Unable to push to Fly registry

We use docker push to push directly to the Fly registry from GitHub Actions. We’ve seen the odd TLS handshake timeout error over the last couple of weeks, with something like:

Run docker push registry.fly.io/prereview:7b3789b2092fd241c132b3a306265ea1785da482
The push refers to repository [registry.fly.io/prereview]
Get "https://registry.fly.io/v2/": net/http: TLS handshake timeout
Error: Process completed with exit code 1.
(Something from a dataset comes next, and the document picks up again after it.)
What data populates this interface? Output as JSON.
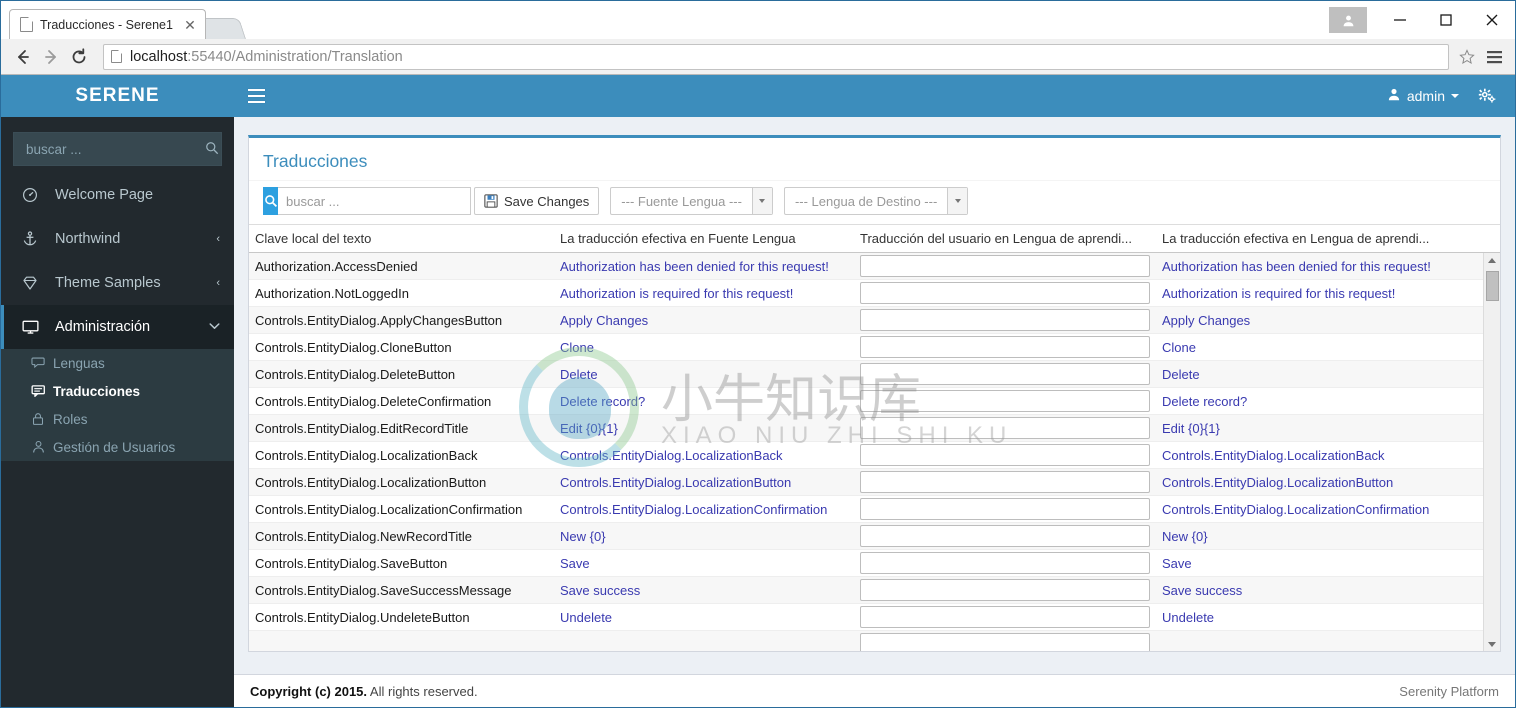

For the last few hours, however, every deploy has seem the problem. Rerunning the step has seen them work, but our latest deploy has now failed 3 times.

Are there any known issues with the Registry? I can’t see anything on status pages at the moment.

2 Likes

Just tried again, and it’s still failing.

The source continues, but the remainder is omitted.